Variant Management Starts with Design
A recent discussion on LinkedIn’s configuration and release management forum got me all riled up. The forum post described a work situation where there were 100-plus different customer variants of a particular product. In this case, it was necessary to tag different versions of each file to the right variant because there wasn’t adequate branching capability in the current version control tool in use.
Someone on the forum asked how can you get management to support higher-end CM tools to help deal with this problem. Indeed, this person was using a first generation source code control tool.
By all means, go ahead and upgrade your tools. However, keep in mind that this will not solve the problem at hand.

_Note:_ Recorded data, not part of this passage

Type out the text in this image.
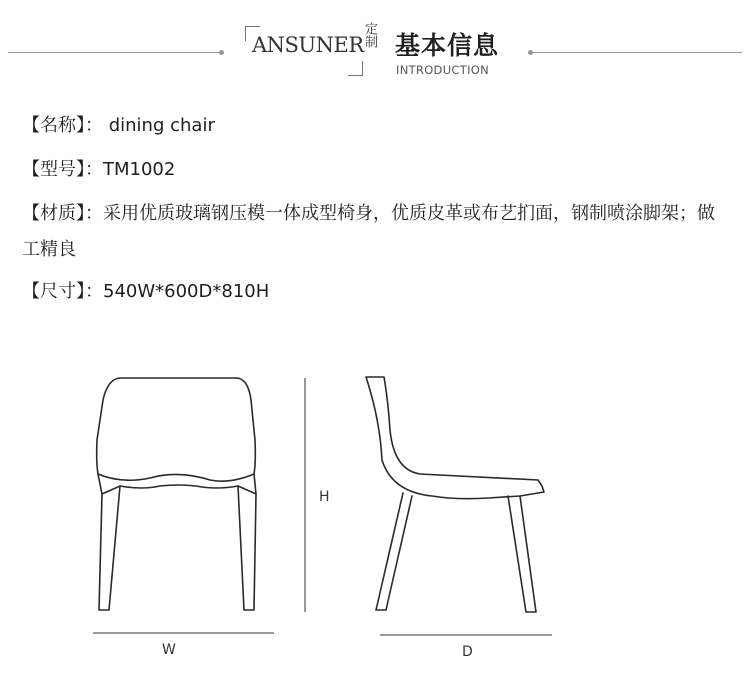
ANSUNER
定制 基本信息
INTRODUCTION
【名称】： dining chair
【型号】：TM1002
【材质】：采用优质玻璃钢压模一体成型椅身，优质皮革或布艺扪面，钢制喷涂脚架；做工精良
【尺寸】：540W*600D*810H
H
W	D
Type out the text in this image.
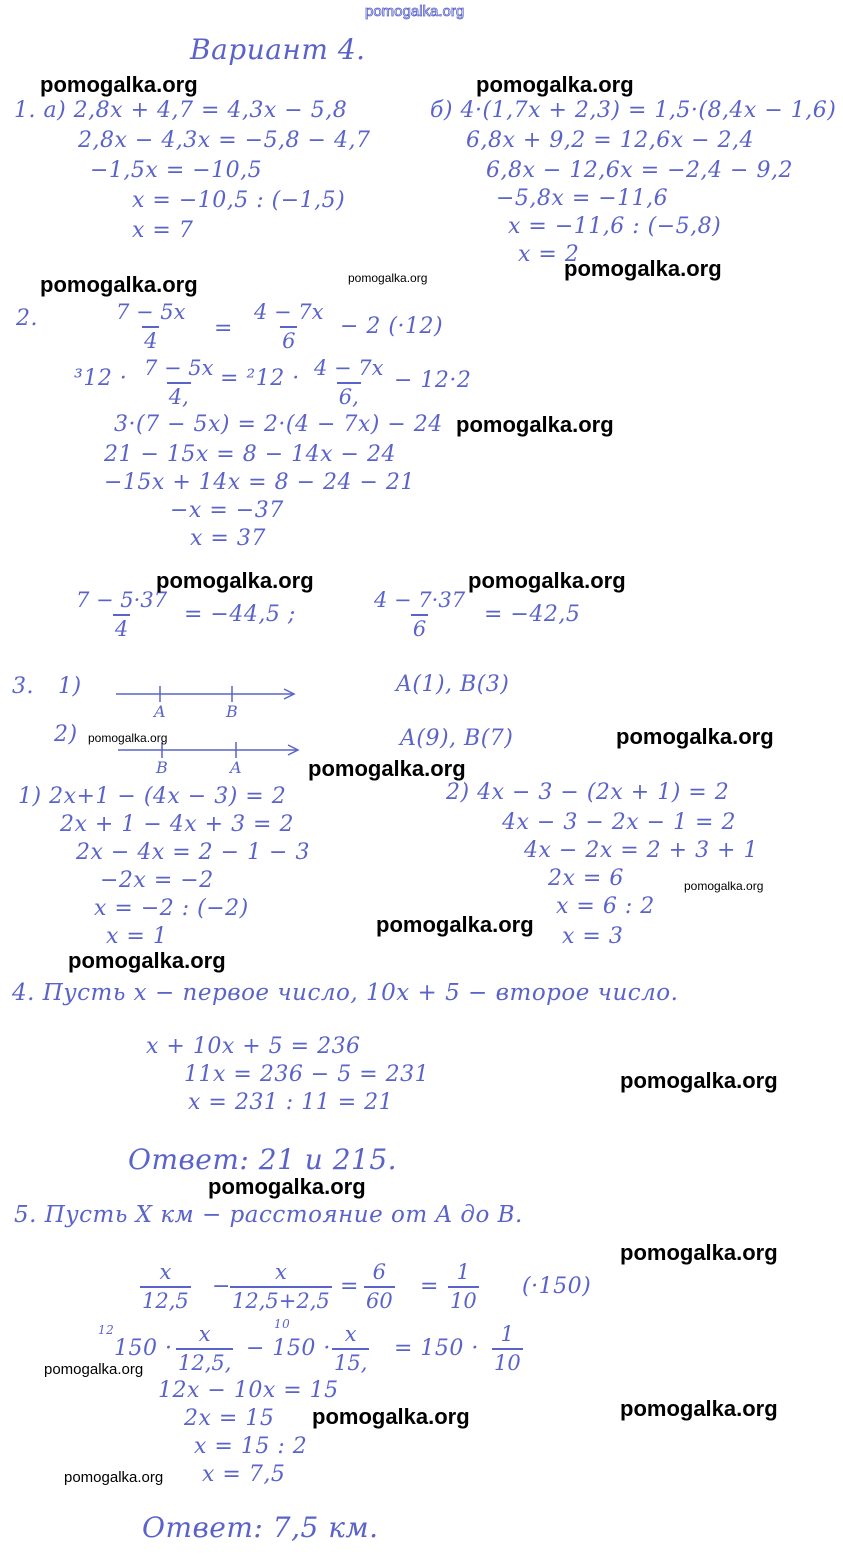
pomogalka.org
Вариант 4.
1. а) 2,8x + 4,7 = 4,3x − 5,8
2,8x − 4,3x = −5,8 − 4,7
−1,5x = −10,5
x = −10,5 : (−1,5)
x = 7
б) 4·(1,7x + 2,3) = 1,5·(8,4x − 1,6)
6,8x + 9,2 = 12,6x − 2,4
6,8x − 12,6x = −2,4 − 9,2
−5,8x = −11,6
x = −11,6 : (−5,8)
x = 2
2.	$\frac{7 - 5x}{4} = \frac{4 - 7x}{6} - 2$ (·12)
$^312 \cdot \frac{7 - 5x}{4,} = ^212 \cdot \frac{4 - 7x}{6,} - 12\cdot 2$
3·(7 − 5x) = 2·(4 − 7x) − 24
21 − 15x = 8 − 14x − 24
−15x + 14x = 8 − 24 − 21
−x = −37
x = 37
$\frac{7 - 5\cdot 37}{4} = -44,5$ ;	$\frac{4 - 7\cdot 37}{6} = -42,5$
3. 1)
A	B
A(1), B(3)
2)
B	A
A(9), B(7)
1) 2x+1 − (4x − 3) = 2
2x + 1 − 4x + 3 = 2
2x − 4x = 2 − 1 − 3
−2x = −2
x = −2 : (−2)
x = 1
2) 4x − 3 − (2x + 1) = 2
4x − 3 − 2x − 1 = 2
4x − 2x = 2 + 3 + 1
2x = 6
x = 6 : 2
x = 3
4. Пусть x − первое число, 10x + 5 − второе число.
x + 10x + 5 = 236
11x = 236 − 5 = 231
x = 231 : 11 = 21
Ответ: 21 и 215.
5. Пусть X км − расстояние от A до B.
$\frac{x}{12,5} - \frac{x}{12,5+2,5} = \frac{6}{60} = \frac{1}{10} (\cdot 150)$
12	10
$150 \cdot \frac{x}{12,5,} - 150 \cdot \frac{x}{15,} = 150 \cdot \frac{1}{10}$
12x − 10x = 15
2x = 15
x = 15 : 2
x = 7,5
Ответ: 7,5 км.
pomogalka.org	pomogalka.org
pomogalka.org	pomogalka.org	pomogalka.org
pomogalka.org
pomogalka.org	pomogalka.org
pomogalka.org	pomogalka.org
pomogalka.org
pomogalka.org
pomogalka.org
pomogalka.org
pomogalka.org
pomogalka.org
pomogalka.org
pomogalka.org
pomogalka.org
pomogalka.org
pomogalka.org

The CM group of an organization is often handed this problem, in which all the customer variants need to be handled in a reliable and sane manner. If you’re ever handed this problem as a CM manager, take it, but make sure you have the authority to dictate that some product design changes will be needed.
The key to software variant handling is to move the variant customization process beyond the coding phase and out to the customer’s premises, whenever possible. At that point, it becomes simpler to manage the variants.
I’m not suggesting you send the source code and a compiler to your customer. You know which features make up your dozens of variants. You should code those variants such that each feature can be enabled or disabled at the customer site.
Does this require some great architectural advance to your product? No. Start with an up-front requirement for design that says each feature must be easily enabled or disabled at run-time through a single variable. Then add to that a run-time interface that allows you to set each feature variable. Any programmer will tell you that the addition of a feature switch is a trivial matter.
Too often, programmers will clone a new version of a file, modifying it for the specific variant required. Not only have they added redundant code, but now, when a problem is found, it has to be fixed in two places until the code is refactored. At the Programmers’ Stack Exchange, the problems with such branching are debated.
You should use a condition on your feature variable to segregate feature-dependent code clauses. Now you have one set of code with two behaviors. Do this half-a-dozen times and you have up to sixty-four run-time variants.
Now you don’t have to overload your branching with variants and your customers will be grateful, as you permit them to dynamically modify the behavior of the software product.
Variant management is a CM issue, but it has to be dealt with in the product design first.